There, as here, the members of the fire company were exempted from jury service, and also from militia duty, except in case of war.
*19Mrs. Mason, the widow of the most active and prominent of the originators of the company, claimed the right of participating in the fund, and, brought her action to enforce it. ■
The court denied Mrs. Mason’s claim, holding that the surviving members of the corporation owned the property, and that neither the state nor Mrs. Mason had any right to any part of it.
Likewise, in Bacon v. Robertson, 18 How., 480, Mr.
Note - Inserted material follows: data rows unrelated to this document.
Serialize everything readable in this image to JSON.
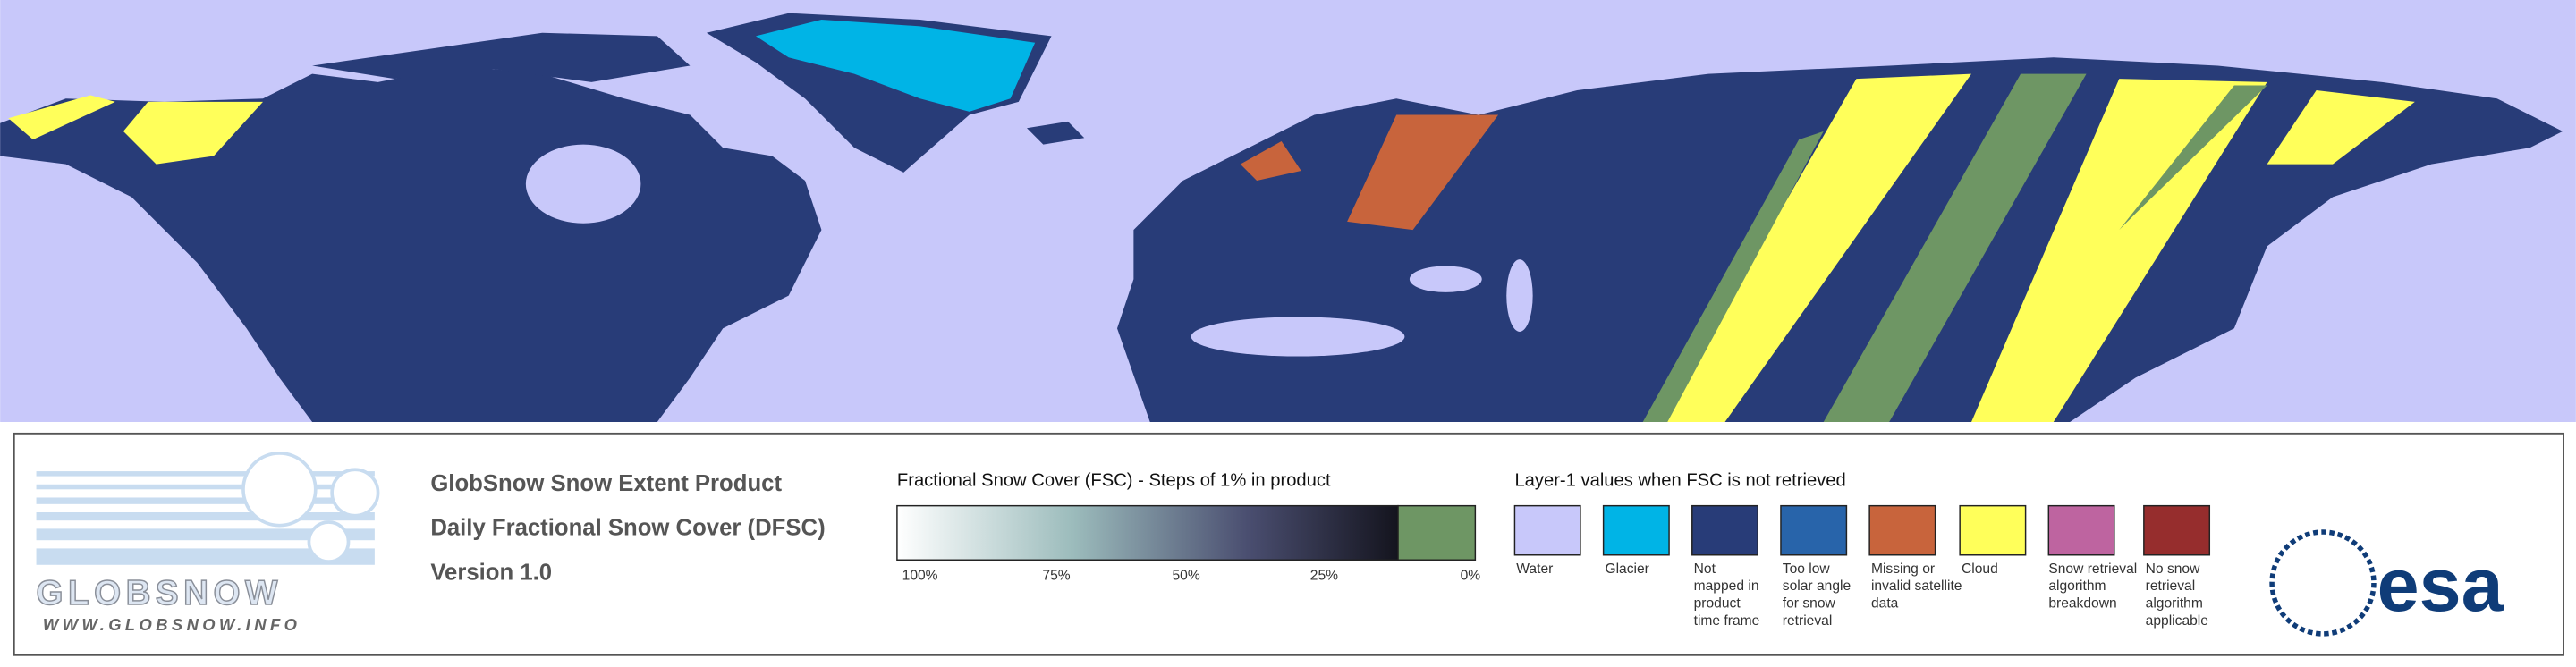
{
  "header": {
    "lines": [
      "GlobSnow Snow Extent Product",
      "Daily Fractional Snow Cover (DFSC)",
      "Version 1.0"
    ]
  },
  "logo": {
    "name": "GLOBSNOW",
    "url": "WWW.GLOBSNOW.INFO"
  },
  "fsc_scale": {
    "title": "Fractional Snow Cover (FSC) - Steps of 1% in product",
    "ticks": [
      "100%",
      "75%",
      "50%",
      "25%",
      "0%"
    ],
    "zero_color": "#6e9664"
  },
  "layer1": {
    "title": "Layer-1 values when FSC is not retrieved",
    "items": [
      {
        "label": [
          "Water"
        ],
        "color": "#c8c8fa"
      },
      {
        "label": [
          "Glacier"
        ],
        "color": "#00b4e6"
      },
      {
        "label": [
          "Not",
          "mapped in",
          "product",
          "time frame"
        ],
        "color": "#283c78"
      },
      {
        "label": [
          "Too low",
          "solar angle",
          "for snow",
          "retrieval"
        ],
        "color": "#2864aa"
      },
      {
        "label": [
          "Missing or",
          "invalid satellite",
          "data"
        ],
        "color": "#c8643c"
      },
      {
        "label": [
          "Cloud"
        ],
        "color": "#ffff5a"
      },
      {
        "label": [
          "Snow retrieval",
          "algorithm",
          "breakdown"
        ],
        "color": "#be64a0"
      },
      {
        "label": [
          "No snow",
          "retrieval",
          "algorithm",
          "applicable"
        ],
        "color": "#962d2d"
      }
    ]
  },
  "agency": {
    "name": "esa"
  }
}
Justice Campbell, in speaking for the court, said:
“The acquisitions of .real property by trading corporations are commonly made upon a bargain and sale, for a full consideration, and without conditions in the deed, and no conditions are implied in law in reference to such conveyances. The vendor has no interest in the appropriation of the property to any specific object, nor any reversion where the succession fails.”
See also People v. President & Trustees of College of California, 38 Cal., 173.
Hughes v. Miller, 164 Ky., 449, is instructive, and bears upon the question under discussion.
The doctrine above announced is not inconsistent with the decisions of this court in Taylor v. Rogers, 130 Ky., 124, and Stanford College v. Lincoln County Board of Education, 145 Ky., 842, as will be readily seen from reading the final page of the last named case, where the distinction between the cases is pointed out.
From the foregoing authorities it results that the property of the Neptune Fire Engine & Hose Co., upon its dissolution, belonged to the surviving members of that corporation, and that the circuit court erred in adjudging it to the Mason County Court for common school purposes.
Judgment reversed with instructions to the circuit court to enter a judgment in accordance with this opinion.